As if interrupted by Happy’s thought, Silas looked up suddenly. “Happy.”
“Silas.”
“Do you own the Inn yet?”
“I do not own the Inn,” Happy said. “It still has to be acquired.”
“Happy,” Silas said.
“Silas.”
“You are presently suffering a public relations problem. What makes you think the present owners—”
“They will sell.”
Sheila stopped typing and looked up. Silas, too, stared.
“They,” Happy said. “Will. Sell.”
She had spent much of today at the police station in Unionville, answering questions about the death of Glenda Parsons. Jims had accompanied her, serving as her lawyer. The police station had obviously once been a bank: the former drive-up window was covered now by half-bleached black construction paper, and housed a little display of second- and third-place hunting trophies. And the cops themselves seemed profoundly uninterested in the investigation: overweight, exhausted, eyes underslung with purple, they seemed only to want to go home. And indeed they did, at five on the dot. “Thanks, Miz Masters,” Chief Giancamilli told her, having accepted her offer of free ice cream once she got around to owning the gas station. “I don’t think we’ll be needing any more of your time.” The old woman had had no living family, no apparent friends, and no reason to live, and so her death would be ruled a suicide.
Where, Happy wanted to know, was the public relations problem?

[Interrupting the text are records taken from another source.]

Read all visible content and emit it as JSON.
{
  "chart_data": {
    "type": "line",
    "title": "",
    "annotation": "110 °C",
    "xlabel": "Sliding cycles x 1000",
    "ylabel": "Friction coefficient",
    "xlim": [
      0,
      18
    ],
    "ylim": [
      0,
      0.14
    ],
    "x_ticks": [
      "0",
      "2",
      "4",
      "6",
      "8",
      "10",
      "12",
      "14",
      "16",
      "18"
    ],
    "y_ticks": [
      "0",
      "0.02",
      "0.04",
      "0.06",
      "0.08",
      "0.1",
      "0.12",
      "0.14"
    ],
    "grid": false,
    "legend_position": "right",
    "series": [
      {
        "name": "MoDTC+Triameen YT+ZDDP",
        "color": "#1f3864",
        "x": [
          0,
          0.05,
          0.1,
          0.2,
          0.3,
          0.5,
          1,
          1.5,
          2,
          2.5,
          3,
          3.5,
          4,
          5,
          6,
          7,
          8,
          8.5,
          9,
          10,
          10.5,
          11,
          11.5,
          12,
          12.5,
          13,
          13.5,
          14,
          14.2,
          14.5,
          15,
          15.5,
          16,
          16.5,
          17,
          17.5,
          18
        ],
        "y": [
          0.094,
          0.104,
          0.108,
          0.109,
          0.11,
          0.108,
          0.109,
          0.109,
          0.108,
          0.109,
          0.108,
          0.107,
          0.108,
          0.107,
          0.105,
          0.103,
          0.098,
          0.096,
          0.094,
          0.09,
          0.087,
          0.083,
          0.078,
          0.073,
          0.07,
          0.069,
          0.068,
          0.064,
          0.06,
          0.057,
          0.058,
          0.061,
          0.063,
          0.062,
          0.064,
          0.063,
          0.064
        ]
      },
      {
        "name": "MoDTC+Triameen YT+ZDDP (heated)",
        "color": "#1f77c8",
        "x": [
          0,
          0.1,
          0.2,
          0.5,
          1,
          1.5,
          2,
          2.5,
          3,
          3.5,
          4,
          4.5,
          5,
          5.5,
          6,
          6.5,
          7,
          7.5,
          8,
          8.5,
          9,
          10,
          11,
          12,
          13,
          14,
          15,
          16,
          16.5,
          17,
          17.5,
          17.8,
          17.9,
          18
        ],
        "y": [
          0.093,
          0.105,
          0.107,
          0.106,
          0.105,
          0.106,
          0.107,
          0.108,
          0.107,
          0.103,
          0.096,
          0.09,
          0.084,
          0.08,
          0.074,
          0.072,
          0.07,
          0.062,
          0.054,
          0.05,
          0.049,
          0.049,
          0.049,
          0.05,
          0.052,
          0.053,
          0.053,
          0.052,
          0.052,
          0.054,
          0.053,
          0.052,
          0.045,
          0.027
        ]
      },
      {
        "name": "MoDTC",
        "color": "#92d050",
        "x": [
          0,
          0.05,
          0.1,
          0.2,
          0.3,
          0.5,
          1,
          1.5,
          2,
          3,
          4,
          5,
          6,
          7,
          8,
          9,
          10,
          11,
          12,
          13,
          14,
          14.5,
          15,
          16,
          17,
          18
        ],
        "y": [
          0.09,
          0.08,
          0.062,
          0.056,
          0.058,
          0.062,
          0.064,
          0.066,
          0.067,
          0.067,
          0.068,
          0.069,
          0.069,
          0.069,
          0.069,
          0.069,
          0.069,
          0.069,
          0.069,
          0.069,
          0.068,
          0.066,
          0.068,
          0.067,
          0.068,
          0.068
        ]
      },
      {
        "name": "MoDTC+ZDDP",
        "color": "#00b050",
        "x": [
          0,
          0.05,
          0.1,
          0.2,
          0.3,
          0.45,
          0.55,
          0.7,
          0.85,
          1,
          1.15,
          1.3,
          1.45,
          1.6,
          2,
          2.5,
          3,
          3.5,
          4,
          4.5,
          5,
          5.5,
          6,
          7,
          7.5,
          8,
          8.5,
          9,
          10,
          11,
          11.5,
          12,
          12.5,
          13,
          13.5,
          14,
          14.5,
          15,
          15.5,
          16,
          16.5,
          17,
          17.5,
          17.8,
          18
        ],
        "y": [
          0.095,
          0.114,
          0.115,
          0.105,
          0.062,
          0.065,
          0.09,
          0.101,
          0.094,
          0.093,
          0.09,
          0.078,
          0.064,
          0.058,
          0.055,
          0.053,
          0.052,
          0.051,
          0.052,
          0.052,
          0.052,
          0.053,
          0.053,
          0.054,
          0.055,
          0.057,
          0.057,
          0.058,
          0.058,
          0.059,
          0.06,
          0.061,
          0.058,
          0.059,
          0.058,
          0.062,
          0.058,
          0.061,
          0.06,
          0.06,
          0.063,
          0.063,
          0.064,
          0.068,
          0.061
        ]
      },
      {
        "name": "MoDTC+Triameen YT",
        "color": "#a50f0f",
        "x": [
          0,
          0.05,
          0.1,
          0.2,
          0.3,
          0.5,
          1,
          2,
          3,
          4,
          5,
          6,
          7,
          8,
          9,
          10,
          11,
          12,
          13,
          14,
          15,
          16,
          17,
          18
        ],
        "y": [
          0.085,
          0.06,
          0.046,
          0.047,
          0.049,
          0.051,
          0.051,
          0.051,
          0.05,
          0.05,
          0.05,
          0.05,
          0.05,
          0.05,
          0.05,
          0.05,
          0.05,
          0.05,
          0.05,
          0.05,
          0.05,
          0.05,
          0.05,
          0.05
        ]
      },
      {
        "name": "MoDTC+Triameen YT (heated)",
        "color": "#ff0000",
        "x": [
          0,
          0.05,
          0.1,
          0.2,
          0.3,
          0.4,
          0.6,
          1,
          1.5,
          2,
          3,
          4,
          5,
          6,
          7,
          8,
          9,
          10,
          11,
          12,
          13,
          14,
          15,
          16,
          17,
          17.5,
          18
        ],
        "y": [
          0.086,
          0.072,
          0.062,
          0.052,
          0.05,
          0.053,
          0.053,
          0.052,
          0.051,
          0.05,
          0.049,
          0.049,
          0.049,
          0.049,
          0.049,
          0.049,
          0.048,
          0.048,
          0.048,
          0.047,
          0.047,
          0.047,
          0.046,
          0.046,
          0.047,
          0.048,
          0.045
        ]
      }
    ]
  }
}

This was not, however, a question the Klams would have the opportunity to answer—and by the time they did, the question would be moot.
Jims appeared in the dining room doorway, beer in hand, face darkened by boredom and beard stubble. He was going, Happy thought, to have to find something to do for the rest of the week—though perhaps he could spend some of that time fulfilling certain of Happy’s carnal needs. He did indeed look very good. At this moment, though, he also appeared puzzled.